1 We all know, there are many advantages of using solar energy, photovoltaic power generation will provide the main man Energy But the current situation, to make solar power a large market, is the general consumer acceptance and improve solar cell efficiency, reduce cost of production should be our overriding goal, from the current development of the international solar cell its development trend can be seen silicon, polycrystalline silicon, ribbon silicon, thin film materials (including microcrystalline silicon thin films, compound-based thin film and dye film). From industrial development, it has been the focus of single-crystal to polycrystalline direction, mainly due to; [1] the beginning and end of solar cell materials can supply less and less; [2] in terms of the solar cell, a square substrate is more cost-effective, by direct coagulation casting method and obtained direct access to a square polysilicon materials; [3] of polysilicon production technology continue to make progress, casting furnace automatic production cycle of each (50 hours) can produce over 200 kg ingots, grain size of up to centimeter level; [4] As the silicon technology of the past decade and has developed rapidly, in which technology was used in the production of polycrystalline silicon cells, such as selective etching the emitter, back surface field, corrosion suede , surface and bulk passivation, thin metal gate electrode, using wire Print Technology enables the gate electrode width down to 50 microns to 15 microns high, rapid thermal annealing technology for polysilicon production process can significantly shorten the time, single-chip thermal process time can be completed within one minute, using the technology in 100 square centimeters of silicon chip to make the cell conversion efficiency of over 14%. It was reported that 50 to 60 micron silicon substrate produced more than 16% cell efficiency. Mechanical groove, screen-printing technology in the 100 cm2 polycrystalline on the efficiency of more than 17%, no mechanical groove in the same area on the efficiency of 16%, with buried gate structure, machinery and groove in the 130 cm2 polycrystalline on cell efficiency of 15.8%.

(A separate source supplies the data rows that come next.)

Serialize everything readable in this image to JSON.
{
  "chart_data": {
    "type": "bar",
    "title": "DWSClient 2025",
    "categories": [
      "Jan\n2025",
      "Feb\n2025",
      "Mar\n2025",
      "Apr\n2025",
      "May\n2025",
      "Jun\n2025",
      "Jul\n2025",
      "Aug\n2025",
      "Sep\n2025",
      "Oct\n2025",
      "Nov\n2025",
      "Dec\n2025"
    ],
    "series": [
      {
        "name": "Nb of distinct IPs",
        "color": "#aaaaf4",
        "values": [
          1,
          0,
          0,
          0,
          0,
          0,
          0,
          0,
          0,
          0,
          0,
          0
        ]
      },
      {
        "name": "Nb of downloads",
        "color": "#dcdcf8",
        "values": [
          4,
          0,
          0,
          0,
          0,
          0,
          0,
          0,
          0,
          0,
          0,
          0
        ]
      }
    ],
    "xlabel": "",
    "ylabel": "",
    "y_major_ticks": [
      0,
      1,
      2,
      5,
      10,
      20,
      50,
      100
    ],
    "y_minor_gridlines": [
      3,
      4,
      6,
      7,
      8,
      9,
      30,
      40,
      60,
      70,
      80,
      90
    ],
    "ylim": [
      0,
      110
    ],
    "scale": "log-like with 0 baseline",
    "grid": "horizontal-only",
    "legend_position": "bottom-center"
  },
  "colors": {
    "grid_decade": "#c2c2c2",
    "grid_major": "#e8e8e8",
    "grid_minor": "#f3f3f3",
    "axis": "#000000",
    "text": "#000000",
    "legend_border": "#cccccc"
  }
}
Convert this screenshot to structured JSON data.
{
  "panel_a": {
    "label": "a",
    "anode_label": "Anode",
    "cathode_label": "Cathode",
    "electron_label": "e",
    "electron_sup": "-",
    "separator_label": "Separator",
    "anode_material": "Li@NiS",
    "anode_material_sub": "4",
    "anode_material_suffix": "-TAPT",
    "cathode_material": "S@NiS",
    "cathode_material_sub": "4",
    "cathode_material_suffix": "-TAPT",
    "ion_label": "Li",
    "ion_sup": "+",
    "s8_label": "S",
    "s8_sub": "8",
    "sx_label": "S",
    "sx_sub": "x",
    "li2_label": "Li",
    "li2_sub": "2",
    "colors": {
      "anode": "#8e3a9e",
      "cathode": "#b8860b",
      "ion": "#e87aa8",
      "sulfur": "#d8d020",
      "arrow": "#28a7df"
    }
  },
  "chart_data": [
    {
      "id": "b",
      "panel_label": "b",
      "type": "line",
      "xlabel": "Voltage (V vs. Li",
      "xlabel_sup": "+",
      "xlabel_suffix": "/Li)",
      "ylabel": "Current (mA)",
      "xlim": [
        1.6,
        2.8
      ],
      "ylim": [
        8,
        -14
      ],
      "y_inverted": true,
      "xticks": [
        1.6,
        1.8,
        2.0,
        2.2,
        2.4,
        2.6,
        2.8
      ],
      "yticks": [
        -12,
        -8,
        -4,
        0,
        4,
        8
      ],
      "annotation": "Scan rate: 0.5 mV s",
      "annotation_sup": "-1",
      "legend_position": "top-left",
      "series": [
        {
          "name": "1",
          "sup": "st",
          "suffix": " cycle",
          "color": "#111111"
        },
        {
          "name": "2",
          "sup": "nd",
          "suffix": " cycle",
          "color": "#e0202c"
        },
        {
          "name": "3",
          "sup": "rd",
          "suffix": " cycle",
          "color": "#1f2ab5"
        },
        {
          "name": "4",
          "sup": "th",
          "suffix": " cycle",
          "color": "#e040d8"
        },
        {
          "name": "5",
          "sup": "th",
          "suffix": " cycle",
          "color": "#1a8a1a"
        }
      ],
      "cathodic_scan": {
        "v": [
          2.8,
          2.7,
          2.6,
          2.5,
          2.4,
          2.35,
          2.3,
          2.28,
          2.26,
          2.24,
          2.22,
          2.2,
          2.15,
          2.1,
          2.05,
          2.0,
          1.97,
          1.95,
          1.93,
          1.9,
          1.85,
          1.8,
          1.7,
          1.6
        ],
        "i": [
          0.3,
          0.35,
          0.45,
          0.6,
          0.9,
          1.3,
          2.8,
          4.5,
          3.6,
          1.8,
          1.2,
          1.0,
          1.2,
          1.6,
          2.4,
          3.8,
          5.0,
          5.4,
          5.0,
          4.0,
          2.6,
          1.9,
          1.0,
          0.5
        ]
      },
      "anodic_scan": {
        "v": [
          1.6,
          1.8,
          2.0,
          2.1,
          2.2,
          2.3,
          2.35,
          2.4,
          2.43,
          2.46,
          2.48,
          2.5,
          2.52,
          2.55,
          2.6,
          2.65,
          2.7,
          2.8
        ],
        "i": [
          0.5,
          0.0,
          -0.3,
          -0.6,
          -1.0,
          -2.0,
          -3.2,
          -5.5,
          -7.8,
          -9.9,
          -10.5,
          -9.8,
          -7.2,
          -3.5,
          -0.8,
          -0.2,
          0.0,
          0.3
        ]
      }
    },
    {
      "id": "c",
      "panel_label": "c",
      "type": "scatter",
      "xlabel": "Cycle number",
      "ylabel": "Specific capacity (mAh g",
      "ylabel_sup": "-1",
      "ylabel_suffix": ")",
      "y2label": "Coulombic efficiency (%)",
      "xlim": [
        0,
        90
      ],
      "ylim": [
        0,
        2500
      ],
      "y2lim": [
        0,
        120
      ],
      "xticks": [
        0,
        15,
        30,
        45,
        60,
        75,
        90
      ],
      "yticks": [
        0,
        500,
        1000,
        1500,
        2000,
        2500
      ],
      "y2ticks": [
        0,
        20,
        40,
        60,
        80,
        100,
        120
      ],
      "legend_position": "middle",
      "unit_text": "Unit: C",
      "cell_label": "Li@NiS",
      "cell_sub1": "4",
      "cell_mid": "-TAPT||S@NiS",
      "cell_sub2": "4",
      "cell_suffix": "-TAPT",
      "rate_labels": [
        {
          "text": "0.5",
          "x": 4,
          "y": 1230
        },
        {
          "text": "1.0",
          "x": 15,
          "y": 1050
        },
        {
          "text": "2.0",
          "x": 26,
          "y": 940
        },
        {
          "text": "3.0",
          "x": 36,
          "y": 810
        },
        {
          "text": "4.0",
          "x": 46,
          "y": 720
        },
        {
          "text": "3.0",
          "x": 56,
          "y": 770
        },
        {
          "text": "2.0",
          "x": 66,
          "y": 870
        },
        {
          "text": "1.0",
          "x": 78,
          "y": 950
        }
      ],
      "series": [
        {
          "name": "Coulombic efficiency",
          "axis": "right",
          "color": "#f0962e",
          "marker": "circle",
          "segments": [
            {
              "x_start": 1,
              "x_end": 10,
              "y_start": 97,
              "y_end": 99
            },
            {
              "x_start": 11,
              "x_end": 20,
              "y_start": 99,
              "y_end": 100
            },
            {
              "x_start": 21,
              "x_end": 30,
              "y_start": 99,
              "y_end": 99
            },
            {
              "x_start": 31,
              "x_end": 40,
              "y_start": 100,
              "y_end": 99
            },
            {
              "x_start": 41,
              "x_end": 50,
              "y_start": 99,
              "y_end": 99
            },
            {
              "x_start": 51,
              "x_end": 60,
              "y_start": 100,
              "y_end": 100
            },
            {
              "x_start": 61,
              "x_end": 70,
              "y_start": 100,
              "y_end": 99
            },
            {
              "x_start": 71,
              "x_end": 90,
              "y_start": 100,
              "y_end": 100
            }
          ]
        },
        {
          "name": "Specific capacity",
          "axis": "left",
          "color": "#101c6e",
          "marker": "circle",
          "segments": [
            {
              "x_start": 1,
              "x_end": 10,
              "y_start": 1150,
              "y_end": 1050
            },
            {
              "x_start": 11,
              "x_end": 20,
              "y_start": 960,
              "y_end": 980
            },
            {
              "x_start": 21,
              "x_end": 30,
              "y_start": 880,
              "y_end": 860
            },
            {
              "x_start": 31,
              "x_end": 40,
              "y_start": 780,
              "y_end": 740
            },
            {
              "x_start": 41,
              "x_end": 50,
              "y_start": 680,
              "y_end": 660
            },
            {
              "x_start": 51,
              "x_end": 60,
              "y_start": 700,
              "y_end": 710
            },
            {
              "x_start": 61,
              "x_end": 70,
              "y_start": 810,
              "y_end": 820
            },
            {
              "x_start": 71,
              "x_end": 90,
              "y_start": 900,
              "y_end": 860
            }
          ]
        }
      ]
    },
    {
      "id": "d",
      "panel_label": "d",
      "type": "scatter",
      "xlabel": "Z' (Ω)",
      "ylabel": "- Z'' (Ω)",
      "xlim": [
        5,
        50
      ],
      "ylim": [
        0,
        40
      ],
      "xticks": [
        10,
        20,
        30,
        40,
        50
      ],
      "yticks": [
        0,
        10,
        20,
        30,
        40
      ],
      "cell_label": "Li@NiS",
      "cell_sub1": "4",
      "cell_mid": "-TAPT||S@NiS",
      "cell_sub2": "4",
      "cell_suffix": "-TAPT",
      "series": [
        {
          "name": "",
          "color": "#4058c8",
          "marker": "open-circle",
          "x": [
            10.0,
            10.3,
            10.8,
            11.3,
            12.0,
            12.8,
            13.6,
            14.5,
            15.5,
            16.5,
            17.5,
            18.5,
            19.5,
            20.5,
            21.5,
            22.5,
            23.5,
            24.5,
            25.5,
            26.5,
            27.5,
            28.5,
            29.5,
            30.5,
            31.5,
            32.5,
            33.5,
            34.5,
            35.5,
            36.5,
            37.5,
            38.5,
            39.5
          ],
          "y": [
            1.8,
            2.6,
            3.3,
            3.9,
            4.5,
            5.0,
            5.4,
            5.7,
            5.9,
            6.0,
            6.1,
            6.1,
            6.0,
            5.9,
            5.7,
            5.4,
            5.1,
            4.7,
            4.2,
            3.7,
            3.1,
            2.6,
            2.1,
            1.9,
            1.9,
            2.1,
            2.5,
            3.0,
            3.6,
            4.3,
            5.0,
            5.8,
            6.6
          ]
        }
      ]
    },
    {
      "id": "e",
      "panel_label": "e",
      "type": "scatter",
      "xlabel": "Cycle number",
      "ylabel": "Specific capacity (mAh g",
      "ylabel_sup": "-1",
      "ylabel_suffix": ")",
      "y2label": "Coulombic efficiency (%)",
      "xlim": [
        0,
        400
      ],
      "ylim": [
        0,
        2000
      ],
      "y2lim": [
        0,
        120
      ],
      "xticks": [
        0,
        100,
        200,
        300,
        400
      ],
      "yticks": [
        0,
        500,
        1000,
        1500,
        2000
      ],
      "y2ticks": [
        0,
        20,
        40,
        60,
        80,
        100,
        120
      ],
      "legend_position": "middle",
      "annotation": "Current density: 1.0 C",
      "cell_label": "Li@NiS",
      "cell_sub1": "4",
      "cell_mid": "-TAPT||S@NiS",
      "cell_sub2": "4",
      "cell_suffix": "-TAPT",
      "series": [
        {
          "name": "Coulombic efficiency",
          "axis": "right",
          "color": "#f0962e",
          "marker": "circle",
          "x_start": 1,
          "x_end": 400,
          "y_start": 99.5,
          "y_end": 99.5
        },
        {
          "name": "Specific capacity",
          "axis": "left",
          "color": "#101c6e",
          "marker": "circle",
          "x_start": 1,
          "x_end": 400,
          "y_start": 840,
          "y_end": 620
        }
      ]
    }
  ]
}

The following two aspects of the polysilicon from the battery technology for discussion.

2. Laboratory efficient battery technology Laboratory techniques often do not take into account the cost of battery production and mass production can only achieve maximum efficiency of the method and means to provide specific materials and processes that can reach the limit.

2.1 on the absorption of light

Mainly for light absorption: (1) reduce the surface reflection; (2) to change the path of light in the cell body;

(3) using the back reflected. For silicon, method of application of anisotropic chemical etching in (100) surface produced textured pyramid-shaped, lower surface light reflection. But silicon crystal to deviate from the (100) surface, using the above method can not make even the suede, the current use of the following methods:

[1] laser groove Groove laser method can be produced in the polysilicon surface, inverted pyramid structure, in 500 ~ 900nm wavelength range, reflectance was 4 to 6%, with double-layer antireflection coating surface produced considerable.

At (100) reflection of silicon chemical production rate of 11% of the flock. Produced by laser textured surface than in the smooth double-layer antireflection coating film (ZnS/MgF2) short circuit current to increase by about 4%, mainly long-wave light (wavelength greater than 800nm) the reasons for slanting into the battery. Laser production of suede problem is in the etching, the surface damage caused by the introduction of a number of impurities at the same time, by chemical treatment to remove surface damage layer. Solar cells made by this method are usually higher short circuit current, open circuit voltage is not high, mainly due to the battery surface area increased, the recombination current increase.

[2] Chemical groove Application mask (Si3N4 or SiO2) isotropic erosion, acid etching solutions for etching solutions, but also for the higher concentration of sodium hydroxide or potassium hydroxide solution, the method can not be formed by the formation of anisotropic etching the kind of tip-like structure. According to reports, the approach down the face of the formation of micron spectral range 700 to 1030 significantly reduced reflex. But the mask layer will be formed at higher temperatures, causing decreased performance polysilicon materials, especially for lower quality polycrystalline materials, reduce the minority carrier lifetime. Application of the technology made of polysilicon in 225cm2 cell conversion efficiency of 16.4%. Mask layer screen printing method can also be formed.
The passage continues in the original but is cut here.